Liputan6.com, Jakarta Dokter spesialis anak Frida Soesanti dalam penelitiannya menunjukkan bahwa 26 persen kematian balita atau anak di bawah lima tahun sebetulnya bisa dicegah.
Hilangnya nyawa anak menurut penelitian Frida dapat dicegah jika semua pihak bisa memberikan lingkungan yang baik.
Baca Juga
Data menunjukkan, angka kematian anak di bawah lima tahun atau balita di Indonesia adalah 22 per 1.000.
Advertisement
“Saya ambil data Jakarta, di Jakarta anak balita 2,4 juta pada tahun 2022. Jadi, kalau kita lihat angka kematiannya 22 per 1.000, maka kira-kira 53.280 balita meninggal setiap tahunnya,” ujar Frida dalam Forum Menuju Indonesia Emas 2045: Dampak Kualitas Udara terhadap Manusia Indonesia di Jakarta, Jumat (24/11/2023).
Sementara, 26 persen kematian balita yang dapat dicegah adalah lebih kurang sepertiga dari jumlah tersebut. Dengan kata lain, jika semua pihak berhasil mengupayakan lingkungan yang baik salah satunya terkait polusi udara, maka jumlah balita yang bisa diselamatkan adalah 13.852 balita per tahun.
Frida menambahkan, paparan polusi tidak hanya memengaruhi generasi masa kini tapi juga bagi ibu hamil, janin, dan generasi berikutnya.
“Dan itu akan muter terus circle-nya kalau kita nggak pernah setop. Nah, yang paling penting adalah apa sih yang mau kita berikan pada generasi yang akan datang. Kita mau ngasih lingkungan yang bagus atau kita mau kasih lingkungan yang amburadul?” ucap Frida.
Pemenuhan Hak Anak agar Tak Sekadar Bertahan Hidup
Frida menambahkan, memberikan lingkungan yang bagus pada anak adalah bentuk pemenuhan hak anak.
“Supaya anaknya enggak cuman survive, kita enggak bicara soal survive doang tapi kita bicara bagaimana anak bisa tumbuh dan berkembang secara optimal. Masa depan Indonesia ada di generasi yang akan datang, bukan di kita,” jelas Frida dalam diskusi bersama Komunitas Bicara Udara.
Dokter dari Fakultas Kedokteran Universitas Indonesia (FKUI Ini juga menyampaikan bahwa polusi udara memicu epigenetik.
Istilah epigenetik dikaitkan dengan perubahan ekspresi gen dalam tubuh yang dipengaruhi lingkungan. Salah satu faktor lingkungan yang memicu epigenetik adalah polusi.

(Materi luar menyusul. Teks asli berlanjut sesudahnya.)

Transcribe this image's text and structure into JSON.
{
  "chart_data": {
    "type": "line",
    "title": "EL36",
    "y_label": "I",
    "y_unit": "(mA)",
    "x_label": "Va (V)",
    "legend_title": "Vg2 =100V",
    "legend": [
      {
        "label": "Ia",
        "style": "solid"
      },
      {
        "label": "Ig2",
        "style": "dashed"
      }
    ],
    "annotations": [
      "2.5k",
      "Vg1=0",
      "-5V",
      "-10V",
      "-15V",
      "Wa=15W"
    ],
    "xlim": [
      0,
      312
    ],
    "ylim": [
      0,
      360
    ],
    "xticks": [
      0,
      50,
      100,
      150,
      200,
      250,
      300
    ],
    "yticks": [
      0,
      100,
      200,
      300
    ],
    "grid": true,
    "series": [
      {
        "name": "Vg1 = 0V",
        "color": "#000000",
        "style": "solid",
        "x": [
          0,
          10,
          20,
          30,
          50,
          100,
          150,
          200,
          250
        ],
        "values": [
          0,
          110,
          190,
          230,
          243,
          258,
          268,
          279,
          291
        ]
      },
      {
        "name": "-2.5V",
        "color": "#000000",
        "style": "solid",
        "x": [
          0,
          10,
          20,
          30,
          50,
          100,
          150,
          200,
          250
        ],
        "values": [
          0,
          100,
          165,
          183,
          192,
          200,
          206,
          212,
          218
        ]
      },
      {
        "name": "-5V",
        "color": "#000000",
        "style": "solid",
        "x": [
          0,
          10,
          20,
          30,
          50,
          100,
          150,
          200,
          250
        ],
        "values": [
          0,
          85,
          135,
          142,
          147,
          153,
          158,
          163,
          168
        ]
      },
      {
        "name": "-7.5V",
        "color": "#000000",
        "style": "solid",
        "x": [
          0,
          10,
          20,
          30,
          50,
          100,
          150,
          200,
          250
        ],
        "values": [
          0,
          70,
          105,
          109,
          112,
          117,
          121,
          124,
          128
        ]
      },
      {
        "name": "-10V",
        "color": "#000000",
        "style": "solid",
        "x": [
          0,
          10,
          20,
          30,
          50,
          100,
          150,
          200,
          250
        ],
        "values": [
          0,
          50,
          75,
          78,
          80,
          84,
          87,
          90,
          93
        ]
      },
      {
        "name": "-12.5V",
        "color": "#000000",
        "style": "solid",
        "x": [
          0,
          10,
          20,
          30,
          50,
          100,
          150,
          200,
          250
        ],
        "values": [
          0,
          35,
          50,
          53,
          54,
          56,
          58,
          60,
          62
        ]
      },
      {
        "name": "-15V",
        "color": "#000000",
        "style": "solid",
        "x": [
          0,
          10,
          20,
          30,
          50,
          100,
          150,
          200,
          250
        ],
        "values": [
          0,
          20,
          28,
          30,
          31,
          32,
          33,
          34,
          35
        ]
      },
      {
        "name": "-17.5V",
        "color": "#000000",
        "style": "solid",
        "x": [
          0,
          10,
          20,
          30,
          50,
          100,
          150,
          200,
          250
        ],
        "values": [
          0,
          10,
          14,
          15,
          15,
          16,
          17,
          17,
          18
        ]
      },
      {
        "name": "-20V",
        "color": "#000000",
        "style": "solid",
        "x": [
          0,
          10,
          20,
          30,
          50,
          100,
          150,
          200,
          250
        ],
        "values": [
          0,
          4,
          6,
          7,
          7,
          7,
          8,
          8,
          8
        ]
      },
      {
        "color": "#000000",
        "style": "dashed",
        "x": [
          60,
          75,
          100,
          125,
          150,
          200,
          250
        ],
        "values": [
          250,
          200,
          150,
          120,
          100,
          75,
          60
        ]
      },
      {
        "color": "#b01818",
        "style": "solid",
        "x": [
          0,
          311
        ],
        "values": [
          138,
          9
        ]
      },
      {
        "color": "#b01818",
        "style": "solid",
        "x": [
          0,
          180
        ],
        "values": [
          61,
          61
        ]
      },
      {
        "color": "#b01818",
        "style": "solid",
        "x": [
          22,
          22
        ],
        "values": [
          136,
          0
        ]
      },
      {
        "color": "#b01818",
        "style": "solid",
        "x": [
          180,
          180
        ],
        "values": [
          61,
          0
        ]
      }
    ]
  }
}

“Sejak kapan polusi mengubah ekspresi dari gen kita? Kapan sebetulnya yang paling vulnerable? Mulai dari dalam kandungan, anak lahir, sampai remaja. Itu semuanya adalah fase yang sangat kritis untuk berkembang,” jelas Frida.
Advertisement
Upaya yang Dapat Dilakukan
Dalam kesempatan yang sama, Ketua Komite Penanggulangan Penyakit Respirasi dan Dampak Polusi Udara, Kemenkes RI Agus Dwi Susanto menyampaikan bahwa polusi berpengaruh pada Indonesia Emas 2045.
Maka dari itu, untuk mencapai Indonesia emas maka diperlukan penanganan terhadap polusi udara.
“Untuk mencapai Indonesia Emas itu kita butuh mission and action plan for quality control. Kenapa? Kita belajar dari China itu butuh lebih dari 10 tahun dia bisa mendorong kualitas udaranya. Dan 10 tahun itu butuh rencana nasional yang melibatkan berbagai aspek.”
“Oleh karena itu bagi para tim calon presiden, pesan saya sih kalau terpilih ya harus dibuat mission and action plan for quality control. Karena kalau tidak ada, maka kualitas udara tidak dapat terkontrol,” ujar Agus kepada para tim kampanye tiga pasangan calon presiden yang hadir di ruangan tersebut.
Polusi Udara Pengaruhi Semua Orang
Agus juga menyampaikan bahwa polusi udara tak hanya pengaruhi anak-anak tapi juga semua orang tanpa terkecuali.
Salah satu yang paling rentan terkena dampak polusi udara selain anak-anak adalah lanjut usia (Lansia).
Pasalnya, proses penuaan pada lansia mengurangi kemampuan paru dalam bernapas. Hal ini diperparah dengan pajanan polusi.
Di sisi lain, sistem imun yang berkurang membuat perlindungan terhadap polusi pun kurang sehingga lansia rentan mengalami infeksi.
Hal ini diperparah dengan komorbiditas atau penyakit penyerta yang juga dapat menjadi lebih parah akibat paparan polusi.